任誰睡得這麼舒服的時候,被潑上這麼一盆涼水,都不會有好脾氣。
“許大茂許大茂,你看看你現在成什麼樣子了,光禿禿的,像一隻褪了毛的雞。”
“說說吧,到底是怎麼回事?是誰把你扒光了?!”
一大爺聽到許大茂的話,心中的氣不打一處來,破口大罵。
許大茂看著自己渾身上下光禿禿的,身上的衣服不翼而飛,臉上不由得露出了一絲微紅。
“誰?誰脫的我衣服?”
“傻柱,是不是你,是不是你打的我,脫的我的衣服?”
這個時候,許大茂才徹底的清醒了過來,回想起了在巷子中發生的事情。
轉頭便將目光放在了傻柱的身上。
“好傢伙,您這屎盆子也不能老往我一個人身上扣,光天化日的耍流氓,您還能賴到我的身上,真是有你的辦法!”
傻柱聽到這話,不由得撇了撇嘴,冷嘲熱諷道。
他才不會承認呢!
“你還不承認是吧,我告訴你,我在巷子裡聽見你的聲音了?”
“就是你打的我…”
“你憑什麼打我,我又沒有招惹到你?”
看著傻柱死不承認,許大茂頓時間急了。
眾人聽到這話,全部都將目光放到了傻柱的身上。
“說吧,這件事情到底是怎麼回事?”
一大爺擺出了威嚴的姿態,看著傻柱。
“我真不知道。

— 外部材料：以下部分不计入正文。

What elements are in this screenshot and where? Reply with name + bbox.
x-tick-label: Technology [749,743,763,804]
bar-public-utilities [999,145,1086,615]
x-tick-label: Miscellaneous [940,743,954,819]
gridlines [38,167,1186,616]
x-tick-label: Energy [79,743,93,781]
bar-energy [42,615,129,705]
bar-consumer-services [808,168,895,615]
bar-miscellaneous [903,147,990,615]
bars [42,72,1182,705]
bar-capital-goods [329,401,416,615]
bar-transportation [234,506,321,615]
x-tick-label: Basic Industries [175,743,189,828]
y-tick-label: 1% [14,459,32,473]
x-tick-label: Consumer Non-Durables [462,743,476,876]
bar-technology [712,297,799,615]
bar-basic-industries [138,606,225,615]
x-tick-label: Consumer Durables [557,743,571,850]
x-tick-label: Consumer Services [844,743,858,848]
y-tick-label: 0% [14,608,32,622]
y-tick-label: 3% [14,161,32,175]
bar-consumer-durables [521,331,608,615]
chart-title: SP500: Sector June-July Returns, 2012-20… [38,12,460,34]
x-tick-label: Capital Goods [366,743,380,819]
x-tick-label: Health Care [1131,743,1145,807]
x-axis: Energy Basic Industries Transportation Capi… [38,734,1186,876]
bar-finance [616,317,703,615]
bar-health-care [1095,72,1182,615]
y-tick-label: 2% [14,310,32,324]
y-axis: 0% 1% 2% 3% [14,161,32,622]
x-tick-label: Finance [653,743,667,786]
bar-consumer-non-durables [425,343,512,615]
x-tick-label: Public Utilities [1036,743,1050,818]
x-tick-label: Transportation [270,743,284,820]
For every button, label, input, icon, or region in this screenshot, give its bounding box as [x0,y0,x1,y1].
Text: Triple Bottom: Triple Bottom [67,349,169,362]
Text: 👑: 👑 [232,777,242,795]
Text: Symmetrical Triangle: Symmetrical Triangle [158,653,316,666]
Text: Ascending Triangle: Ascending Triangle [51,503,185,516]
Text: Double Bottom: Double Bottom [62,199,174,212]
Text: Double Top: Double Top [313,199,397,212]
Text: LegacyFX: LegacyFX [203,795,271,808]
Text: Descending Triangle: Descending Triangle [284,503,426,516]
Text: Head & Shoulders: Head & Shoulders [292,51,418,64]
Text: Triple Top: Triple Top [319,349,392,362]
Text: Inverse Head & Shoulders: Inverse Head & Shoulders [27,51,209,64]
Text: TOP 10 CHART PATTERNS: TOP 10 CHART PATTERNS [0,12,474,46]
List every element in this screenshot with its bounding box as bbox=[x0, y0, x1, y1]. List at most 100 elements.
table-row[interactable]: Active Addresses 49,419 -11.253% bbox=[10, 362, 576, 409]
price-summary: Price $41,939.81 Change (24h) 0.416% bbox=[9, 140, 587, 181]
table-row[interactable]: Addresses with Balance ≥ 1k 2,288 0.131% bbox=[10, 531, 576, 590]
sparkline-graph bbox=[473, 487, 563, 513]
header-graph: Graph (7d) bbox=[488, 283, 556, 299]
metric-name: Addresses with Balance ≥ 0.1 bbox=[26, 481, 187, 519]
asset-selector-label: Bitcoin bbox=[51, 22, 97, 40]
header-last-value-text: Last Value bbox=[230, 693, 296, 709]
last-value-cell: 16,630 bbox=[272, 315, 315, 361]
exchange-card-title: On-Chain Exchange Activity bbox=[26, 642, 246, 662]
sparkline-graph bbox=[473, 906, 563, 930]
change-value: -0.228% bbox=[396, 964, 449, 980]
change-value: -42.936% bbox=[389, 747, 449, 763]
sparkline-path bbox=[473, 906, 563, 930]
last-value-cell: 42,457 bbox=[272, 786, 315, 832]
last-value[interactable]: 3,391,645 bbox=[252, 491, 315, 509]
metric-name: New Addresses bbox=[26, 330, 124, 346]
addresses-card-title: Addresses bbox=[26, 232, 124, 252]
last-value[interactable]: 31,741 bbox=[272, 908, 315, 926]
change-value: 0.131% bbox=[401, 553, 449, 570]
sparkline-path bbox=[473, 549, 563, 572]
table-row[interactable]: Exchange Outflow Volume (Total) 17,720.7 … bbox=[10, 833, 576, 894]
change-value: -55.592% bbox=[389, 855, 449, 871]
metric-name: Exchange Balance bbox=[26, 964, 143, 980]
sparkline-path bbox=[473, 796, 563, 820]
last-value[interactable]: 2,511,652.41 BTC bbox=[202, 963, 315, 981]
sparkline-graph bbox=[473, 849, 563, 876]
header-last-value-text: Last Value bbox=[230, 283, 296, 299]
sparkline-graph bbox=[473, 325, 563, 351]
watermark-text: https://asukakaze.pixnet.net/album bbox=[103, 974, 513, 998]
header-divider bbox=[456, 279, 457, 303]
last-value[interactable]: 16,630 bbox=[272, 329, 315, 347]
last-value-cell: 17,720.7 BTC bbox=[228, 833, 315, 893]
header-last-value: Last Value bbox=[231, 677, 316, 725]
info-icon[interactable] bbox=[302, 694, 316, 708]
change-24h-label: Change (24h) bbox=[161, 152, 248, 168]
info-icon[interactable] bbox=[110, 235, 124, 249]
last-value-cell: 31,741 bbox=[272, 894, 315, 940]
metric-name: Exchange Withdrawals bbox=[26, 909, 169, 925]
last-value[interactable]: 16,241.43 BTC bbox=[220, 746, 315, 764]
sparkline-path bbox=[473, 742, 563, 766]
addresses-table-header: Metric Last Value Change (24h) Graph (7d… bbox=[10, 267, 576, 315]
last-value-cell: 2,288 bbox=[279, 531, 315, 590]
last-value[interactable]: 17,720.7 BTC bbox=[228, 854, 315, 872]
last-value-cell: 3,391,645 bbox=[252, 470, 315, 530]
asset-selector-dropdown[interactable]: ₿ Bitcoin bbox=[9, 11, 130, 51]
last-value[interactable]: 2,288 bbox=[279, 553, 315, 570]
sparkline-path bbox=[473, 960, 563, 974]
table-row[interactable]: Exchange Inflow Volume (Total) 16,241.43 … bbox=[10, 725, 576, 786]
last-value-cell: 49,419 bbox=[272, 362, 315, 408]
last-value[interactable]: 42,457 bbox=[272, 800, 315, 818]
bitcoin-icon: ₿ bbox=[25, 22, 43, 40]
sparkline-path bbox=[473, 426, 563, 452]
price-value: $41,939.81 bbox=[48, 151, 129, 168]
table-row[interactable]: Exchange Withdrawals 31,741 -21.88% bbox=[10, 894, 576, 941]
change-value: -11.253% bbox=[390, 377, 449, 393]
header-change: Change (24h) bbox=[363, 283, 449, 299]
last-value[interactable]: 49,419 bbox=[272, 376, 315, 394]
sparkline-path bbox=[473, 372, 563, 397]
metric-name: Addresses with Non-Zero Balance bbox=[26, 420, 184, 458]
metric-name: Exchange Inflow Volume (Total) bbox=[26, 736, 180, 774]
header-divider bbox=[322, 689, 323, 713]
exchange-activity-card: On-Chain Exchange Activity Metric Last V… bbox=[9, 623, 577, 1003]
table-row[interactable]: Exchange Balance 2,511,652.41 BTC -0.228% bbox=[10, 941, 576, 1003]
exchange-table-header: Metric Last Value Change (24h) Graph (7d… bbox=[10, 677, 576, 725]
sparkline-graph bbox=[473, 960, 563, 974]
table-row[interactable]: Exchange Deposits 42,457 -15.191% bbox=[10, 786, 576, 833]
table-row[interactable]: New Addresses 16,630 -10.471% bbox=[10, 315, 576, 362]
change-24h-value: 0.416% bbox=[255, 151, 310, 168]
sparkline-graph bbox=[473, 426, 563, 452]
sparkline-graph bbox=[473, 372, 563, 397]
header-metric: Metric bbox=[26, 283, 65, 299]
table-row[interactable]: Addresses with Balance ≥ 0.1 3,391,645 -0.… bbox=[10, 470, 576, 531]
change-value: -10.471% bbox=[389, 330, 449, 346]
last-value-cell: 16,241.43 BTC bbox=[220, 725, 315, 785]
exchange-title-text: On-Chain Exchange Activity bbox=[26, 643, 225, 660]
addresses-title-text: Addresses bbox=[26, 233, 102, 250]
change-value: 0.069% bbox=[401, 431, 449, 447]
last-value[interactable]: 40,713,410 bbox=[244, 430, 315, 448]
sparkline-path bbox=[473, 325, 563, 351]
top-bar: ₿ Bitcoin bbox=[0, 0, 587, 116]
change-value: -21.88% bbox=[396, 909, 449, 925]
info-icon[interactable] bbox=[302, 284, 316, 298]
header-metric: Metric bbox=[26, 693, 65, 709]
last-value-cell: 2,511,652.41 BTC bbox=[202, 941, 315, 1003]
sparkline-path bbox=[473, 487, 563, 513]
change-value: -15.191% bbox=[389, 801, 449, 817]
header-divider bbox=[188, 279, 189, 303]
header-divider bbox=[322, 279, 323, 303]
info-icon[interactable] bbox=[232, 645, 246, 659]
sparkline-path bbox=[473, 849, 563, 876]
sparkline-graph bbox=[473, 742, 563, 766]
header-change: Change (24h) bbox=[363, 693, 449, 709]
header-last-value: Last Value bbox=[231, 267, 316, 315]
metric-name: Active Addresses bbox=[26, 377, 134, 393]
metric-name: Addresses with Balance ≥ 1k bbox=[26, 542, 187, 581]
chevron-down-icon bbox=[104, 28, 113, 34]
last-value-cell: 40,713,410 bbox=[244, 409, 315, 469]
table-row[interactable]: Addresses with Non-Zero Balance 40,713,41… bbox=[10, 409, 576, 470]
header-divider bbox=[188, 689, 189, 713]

”
傻柱的目光閃閃躲躲,根本不敢看一大爺。
“傻柱,有什麼話你就直說。”
“沒必要遮遮掩掩的是許大茂欺負你了,還是怎麼著?”
就在這個時候,聾老太太拄了拄柺杖,開口說道。
自己的孫子自己清楚,她是從小到大看著傻柱長大的,傻柱心裡的事情都瞞不過她。
這傢伙的目光這麼躲躲閃閃,肯定是跟許大茂扯不開關係。
“誰讓他欺負人,欺負秦淮茹,欺負我,他是活該。”
傻柱聽到老太太的話,猶豫了片刻,隨即便指著許大茂,眼神中帶著一絲怒色。